The baseless claims have been weaponized in conspiracy theories pushed by President Donald Trump and his allies about voter fraud and have invited threats of violence on Dominion employees.
Dominion lawyers Thomas Clare and Megan Meier rebuked Powell in the letter for waging a campaign of “reckless disinformation” about Dominion’s machines and touting QAnon-related conspiracies about the machines at news conferences, pro-Trump rallies and on Trump-friendly conservative news networks.
Powell has also filed unsuccessful federal lawsuits seeking to overturn election results in four key swing states, Dominion’s lawyers said, making “wild, knowingly baseless and false accusations” that have “endangered Dominion’s business and the lives of its employees.”
Dominion has been a scapegoat for declarations “predicated on lies” by the President and his allies that the company’s machines switched votes from Trump to President-elect Joe Biden, the lawyers said.

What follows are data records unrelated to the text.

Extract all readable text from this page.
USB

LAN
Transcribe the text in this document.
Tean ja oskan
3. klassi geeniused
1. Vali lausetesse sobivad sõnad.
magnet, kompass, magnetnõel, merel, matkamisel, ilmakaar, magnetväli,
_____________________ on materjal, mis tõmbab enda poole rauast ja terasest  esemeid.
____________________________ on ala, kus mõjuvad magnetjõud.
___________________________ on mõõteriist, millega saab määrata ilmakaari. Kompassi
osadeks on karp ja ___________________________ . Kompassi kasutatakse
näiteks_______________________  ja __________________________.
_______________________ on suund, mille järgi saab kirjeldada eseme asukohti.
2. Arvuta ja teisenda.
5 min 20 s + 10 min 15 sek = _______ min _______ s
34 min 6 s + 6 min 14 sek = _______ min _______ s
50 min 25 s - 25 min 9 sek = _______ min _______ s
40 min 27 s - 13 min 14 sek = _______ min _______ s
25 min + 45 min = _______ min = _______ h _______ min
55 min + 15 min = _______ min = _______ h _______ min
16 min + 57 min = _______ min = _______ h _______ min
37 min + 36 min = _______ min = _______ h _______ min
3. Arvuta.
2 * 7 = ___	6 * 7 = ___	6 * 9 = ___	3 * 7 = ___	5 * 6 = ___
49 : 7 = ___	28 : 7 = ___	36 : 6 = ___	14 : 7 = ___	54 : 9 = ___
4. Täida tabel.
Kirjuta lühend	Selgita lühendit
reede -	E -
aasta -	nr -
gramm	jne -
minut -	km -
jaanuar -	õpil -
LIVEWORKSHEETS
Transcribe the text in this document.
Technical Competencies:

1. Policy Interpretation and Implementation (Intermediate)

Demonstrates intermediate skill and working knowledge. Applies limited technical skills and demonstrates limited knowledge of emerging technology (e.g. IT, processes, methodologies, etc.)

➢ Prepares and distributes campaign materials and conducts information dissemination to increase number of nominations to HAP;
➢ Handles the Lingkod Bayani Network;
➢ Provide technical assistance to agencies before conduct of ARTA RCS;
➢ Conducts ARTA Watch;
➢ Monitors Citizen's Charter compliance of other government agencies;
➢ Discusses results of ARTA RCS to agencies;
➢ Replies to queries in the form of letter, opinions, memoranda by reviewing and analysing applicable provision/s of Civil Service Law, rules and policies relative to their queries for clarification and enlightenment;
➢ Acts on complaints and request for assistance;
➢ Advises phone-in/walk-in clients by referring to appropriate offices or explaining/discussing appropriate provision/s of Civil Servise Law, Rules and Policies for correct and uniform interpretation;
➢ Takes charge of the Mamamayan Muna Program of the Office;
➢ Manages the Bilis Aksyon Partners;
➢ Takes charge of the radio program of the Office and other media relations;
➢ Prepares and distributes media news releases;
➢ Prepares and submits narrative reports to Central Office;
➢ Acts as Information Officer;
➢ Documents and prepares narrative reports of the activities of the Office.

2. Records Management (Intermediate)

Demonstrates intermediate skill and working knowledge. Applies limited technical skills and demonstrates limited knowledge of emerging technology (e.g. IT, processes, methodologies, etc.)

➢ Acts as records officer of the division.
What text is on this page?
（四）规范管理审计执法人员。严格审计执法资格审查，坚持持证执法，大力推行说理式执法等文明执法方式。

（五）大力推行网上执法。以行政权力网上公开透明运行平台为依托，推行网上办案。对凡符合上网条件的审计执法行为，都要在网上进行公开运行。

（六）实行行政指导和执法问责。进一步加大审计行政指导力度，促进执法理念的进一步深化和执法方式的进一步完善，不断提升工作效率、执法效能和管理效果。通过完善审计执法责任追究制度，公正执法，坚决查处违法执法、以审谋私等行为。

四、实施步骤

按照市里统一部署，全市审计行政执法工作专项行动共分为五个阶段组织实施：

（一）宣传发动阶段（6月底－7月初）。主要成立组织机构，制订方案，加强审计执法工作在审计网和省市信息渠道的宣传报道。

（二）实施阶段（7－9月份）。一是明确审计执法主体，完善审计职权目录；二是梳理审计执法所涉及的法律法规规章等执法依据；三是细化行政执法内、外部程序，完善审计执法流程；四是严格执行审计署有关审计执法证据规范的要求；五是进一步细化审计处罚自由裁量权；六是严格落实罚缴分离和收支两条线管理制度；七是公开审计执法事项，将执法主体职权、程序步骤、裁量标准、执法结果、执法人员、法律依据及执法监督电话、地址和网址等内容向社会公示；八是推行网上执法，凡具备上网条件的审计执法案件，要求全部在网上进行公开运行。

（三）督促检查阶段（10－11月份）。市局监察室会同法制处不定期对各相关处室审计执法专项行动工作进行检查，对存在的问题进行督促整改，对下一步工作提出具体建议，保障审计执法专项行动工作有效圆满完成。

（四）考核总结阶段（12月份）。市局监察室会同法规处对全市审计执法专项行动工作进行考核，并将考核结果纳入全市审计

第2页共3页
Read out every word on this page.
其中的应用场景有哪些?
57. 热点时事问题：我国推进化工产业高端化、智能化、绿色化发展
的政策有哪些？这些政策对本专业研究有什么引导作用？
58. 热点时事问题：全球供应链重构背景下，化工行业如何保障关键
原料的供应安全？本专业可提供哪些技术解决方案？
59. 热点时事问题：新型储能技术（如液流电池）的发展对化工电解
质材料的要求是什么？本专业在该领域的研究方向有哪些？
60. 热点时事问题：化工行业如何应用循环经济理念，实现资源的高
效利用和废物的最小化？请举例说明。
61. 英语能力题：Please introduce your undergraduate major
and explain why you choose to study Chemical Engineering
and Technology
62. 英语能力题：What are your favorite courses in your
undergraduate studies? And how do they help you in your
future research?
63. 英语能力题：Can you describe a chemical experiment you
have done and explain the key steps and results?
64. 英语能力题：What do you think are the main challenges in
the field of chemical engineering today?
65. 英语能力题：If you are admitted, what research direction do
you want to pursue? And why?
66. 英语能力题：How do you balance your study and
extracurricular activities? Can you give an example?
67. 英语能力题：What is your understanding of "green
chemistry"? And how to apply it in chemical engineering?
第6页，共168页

“Although the indisputable facts all point to the conclusion that this was a free and fair election, you launched a media circus and fundraising campaign that undermined confidence in American democracy and peddled false, inherently improbably, and defamatory claims about Dominion participating in an international conspiracy to rig the election,” Clare and Meier wrote.
They added that the effort by the former federal prosecutor, who once represented Trump’s first National Security Adviser Michael Flynn in a criminal case related to the Russia investigation, had deeply damaged the company’s “hard-earned reputation.”
The letter comes after John Poulos, Dominion’s chief executive, told the State Senate Oversight Committee in Michigan on Tuesday that the company had been the victim of “a dangerous and reckless disinformation campaign aimed at sowing doubt and confusion.”
“It would be impractical to address every one of your falsehoods in this letter,” the lawyers said, demanding instead that Powell, who Trump dumped from his election gambit last month, publicly retract several of the more serious false claims she has repeated in the recent few weeks. Among them, a wild claim that suggested the company’s voting machines were made with Cuban money in Venezuela to help Hugo Chavez win elections in the country. The lawyers noted that it has no connection to Venezuela, to Chavez or to “Big Foot or the Loch Ness monster.”
Powell has also been called on to disavow false statements she has made suggesting that the company paid Georgia officials to use its machines and that the company had manipulated votes to rig the recent election.
Powell notably reserved some of her most bizarre claims for news conferences — never formally making the wild allegations in her formal court filings, the lawyers noted.
The move has been a common post-election tactic by the Trump campaign that wins approval from supporters without taking any genuine legal standing.